Nie wiem czy w to wierzyć, ale przez tą opowieść zacząłem inaczej patrzeć na te sprawy. Wybrałem 'nie".



Shanks - 21-10-2009 21:39
śmierci się nie boję, co najwyżej jakiś męczarni, ciężkiej choroby, która zakończyła by się śmiercią.



Zarhid - 21-10-2009 21:42
Cytuj:
SoccerPL napisał Ja boję się, że po śmierci znowu będę musiał przeżywać życie jeszcze raz w bez wiedzy, że to trwa w kółko i nie mamy kontroli nad tym i nic nie pamiętamy co było przed śmiercią. To by bylo fajne gdybysmy pamietali kim bylismy w "poprzednim wcieleniu", ale kazdy wie ze jest to niemozliwe :<.

Cytuj:
Setrass napisał Na ten problem polecam kremacje (spalenie ciała).
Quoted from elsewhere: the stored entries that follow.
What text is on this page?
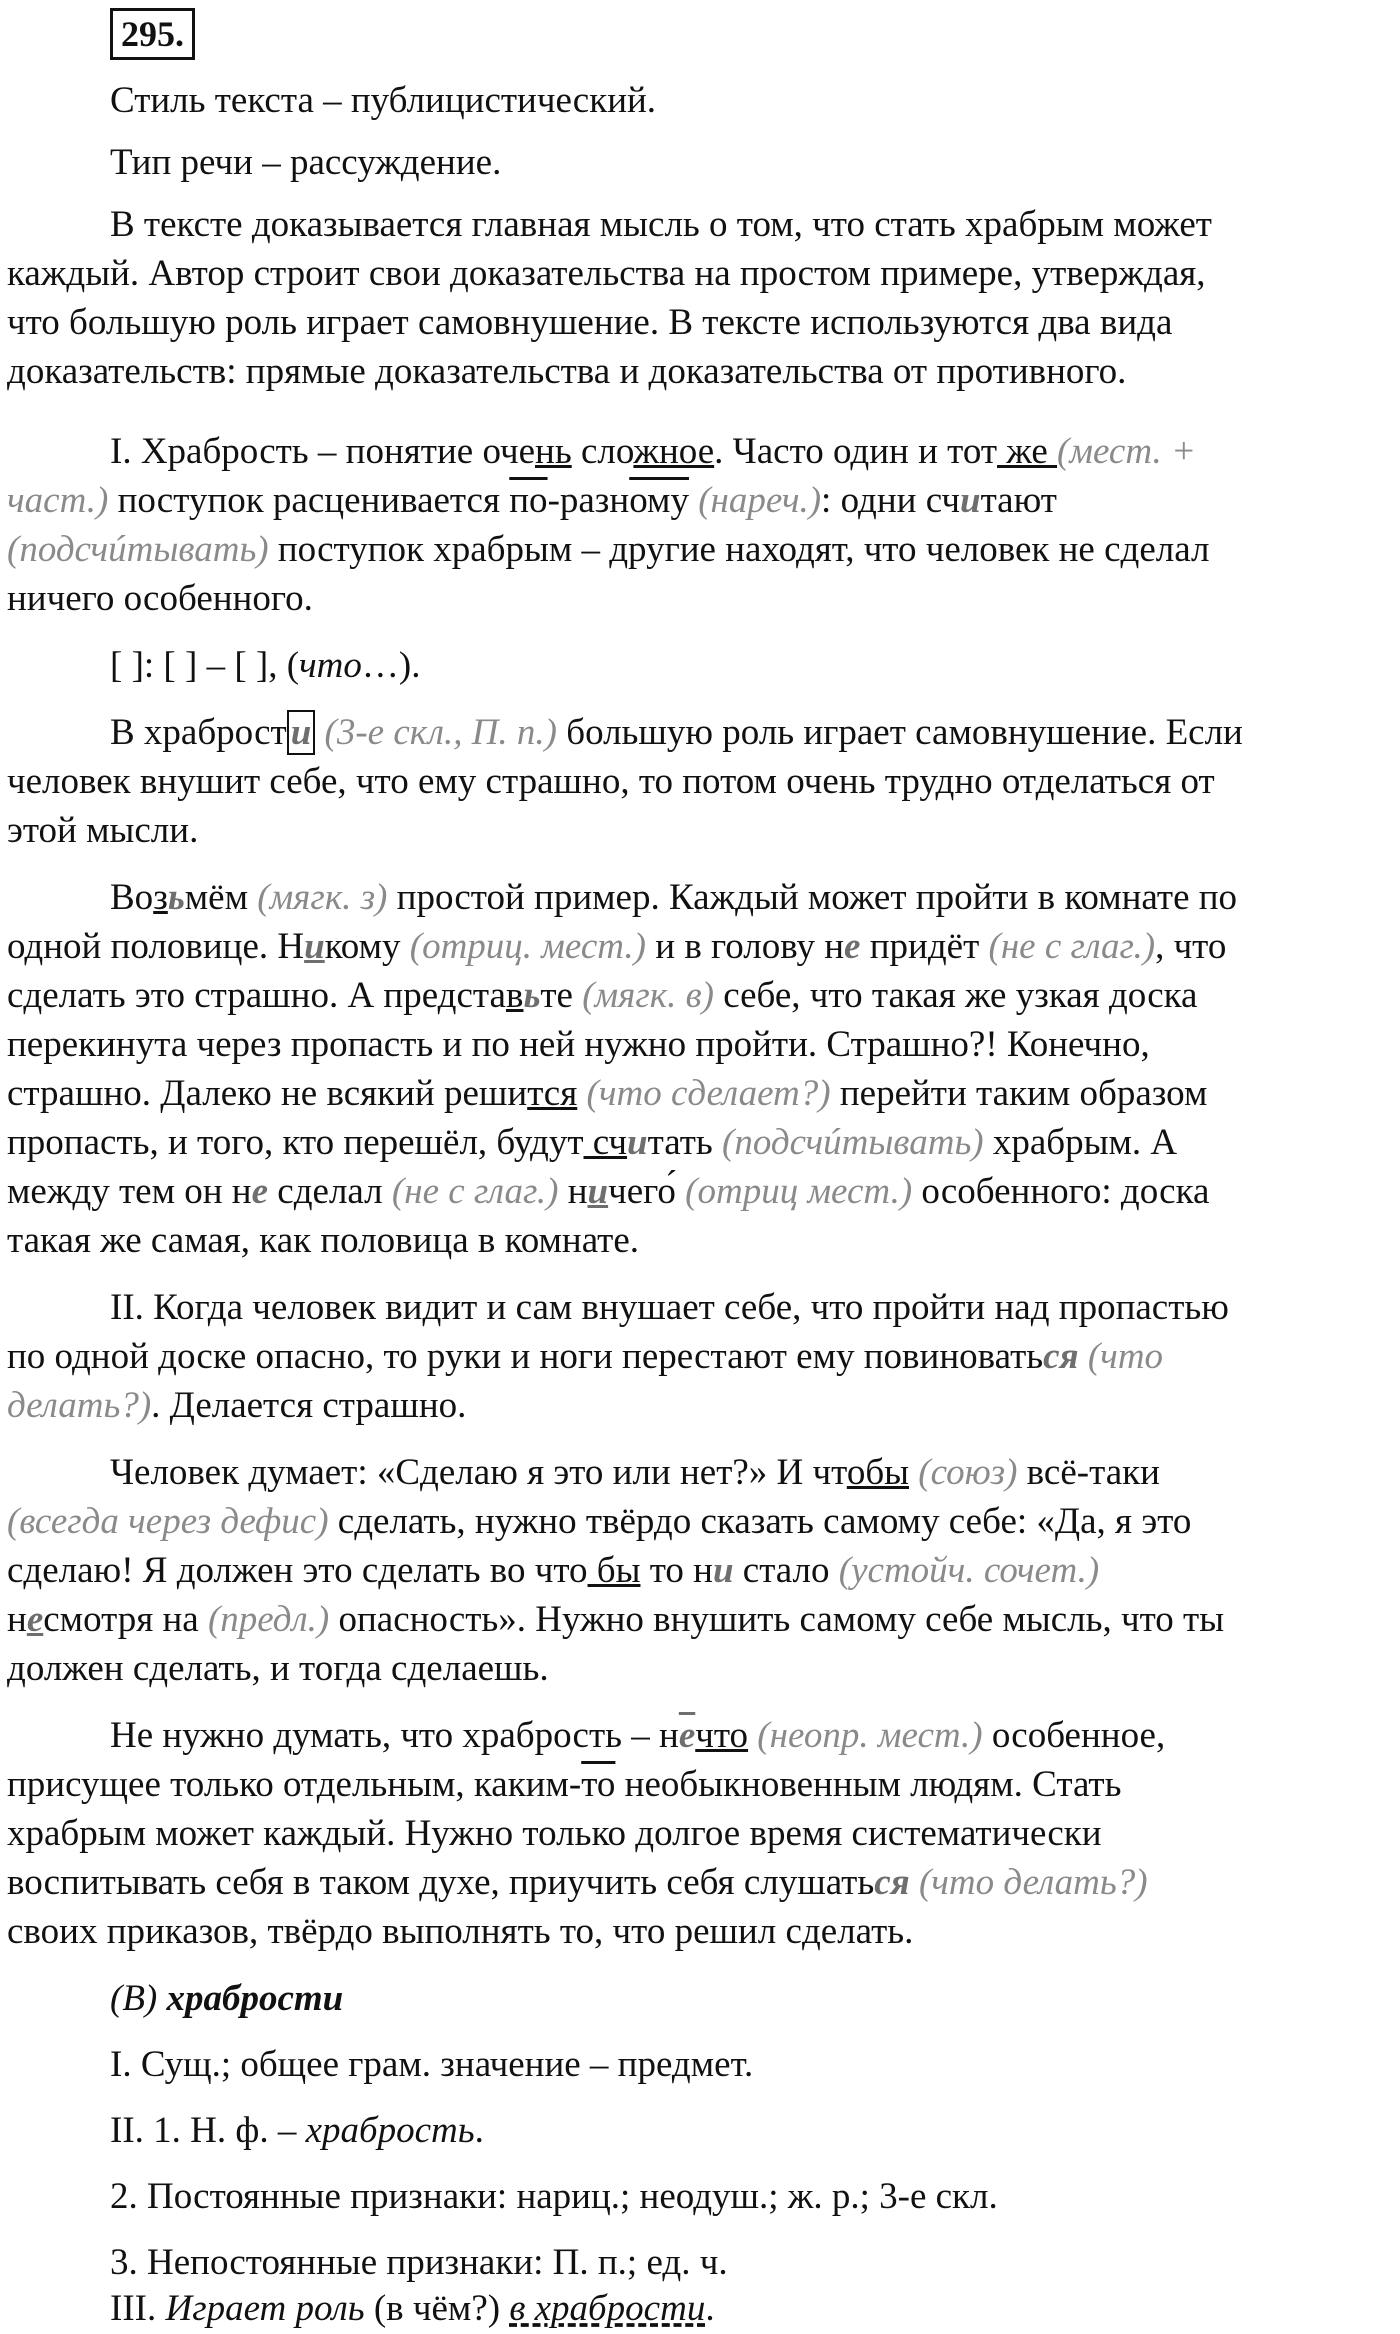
295.
Стиль текста – публицистический.
Тип речи – рассуждение.
В тексте доказывается главная мысль о том, что стать храбрым может
каждый. Автор строит свои доказательства на простом примере, утверждая,
что большую роль играет самовнушение. В тексте используются два вида
доказательств: прямые доказательства и доказательства от противного.
I. Храбрость – понятие очень сложное. Часто один и тот же (мест. +
част.) поступок расценивается по-разному (нареч.): одни считают
(подсчúтывать) поступок храбрым – другие находят, что человек не сделал
ничего особенного.
[ ]: [ ] – [ ], (что…).
В храброст и (3-е скл., П. п.) большую роль играет самовнушение. Если
человек внушит себе, что ему страшно, то потом очень трудно отделаться от
этой мысли.
Возьмём (мягк. з) простой пример. Каждый может пройти в комнате по
одной половице. Никому (отриц. мест.) и в голову не придёт (не с глаг.), что
сделать это страшно. А представьте (мягк. в) себе, что такая же узкая доска
перекинута через пропасть и по ней нужно пройти. Страшно?! Конечно,
страшно. Далеко не всякий решится (что сделает?) перейти таким образом
пропасть, и того, кто перешёл, будут считать (подсчúтывать) храбрым. А
между тем он не сделал (не с глаг.) ничего́ (отриц мест.) особенного: доска
такая же самая, как половица в комнате.
II. Когда человек видит и сам внушает себе, что пройти над пропастью
по одной доске опасно, то руки и ноги перестают ему повиноваться (что
делать?). Делается страшно.
Человек думает: «Сделаю я это или нет?» И чтобы (союз) всё-таки
(всегда через дефис) сделать, нужно твёрдо сказать самому себе: «Да, я это
сделаю! Я должен это сделать во что бы то ни стало (устойч. сочет.)
несмотря на (предл.) опасность». Нужно внушить самому себе мысль, что ты
должен сделать, и тогда сделаешь.
Не нужно думать, что храбрость – нечто (неопр. мест.) особенное,
присущее только отдельным, каким-то необыкновенным людям. Стать
храбрым может каждый. Нужно только долгое время систематически
воспитывать себя в таком духе, приучить себя слушаться (что делать?)
своих приказов, твёрдо выполнять то, что решил сделать.
(В) храбрости
I. Сущ.; общее грам. значение – предмет.
II. 1. Н. ф. – храбрость.
2. Постоянные признаки: нариц.; неодуш.; ж. р.; 3-е скл.
3. Непостоянные признаки: П. п.; ед. ч.
III. Играет роль (в чём?) в храбрости.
Będziesz miał pewność, że się nie obudzisz w trumnie. Obudzisz sie w piecu ;d.



NeX_Zabuza92 - 21-10-2009 21:45
Nie, tylko nie chce umierac w cierpieniach, najlepiej usnac i sie juz nie obudzic, ew. wykrwawic sie i odplynac

@up

tez sie w trumnie obudzi, tylko ze w piecu a nie pod ziemia



Viedzmin - 21-10-2009 21:55
...
  Przeczytałem cały temat.

Czy się boję? Nie myślę o tym. Moim zdaniem, po śmierci na Ziemi trafimy do innego świata, w którym będziemy prowadzić inne życie :)

A jak chciałbym umrzeć? Ratując życie bliskiej osobie. ewentualnie śmiercią naturalną. Ale to tylko życzenia...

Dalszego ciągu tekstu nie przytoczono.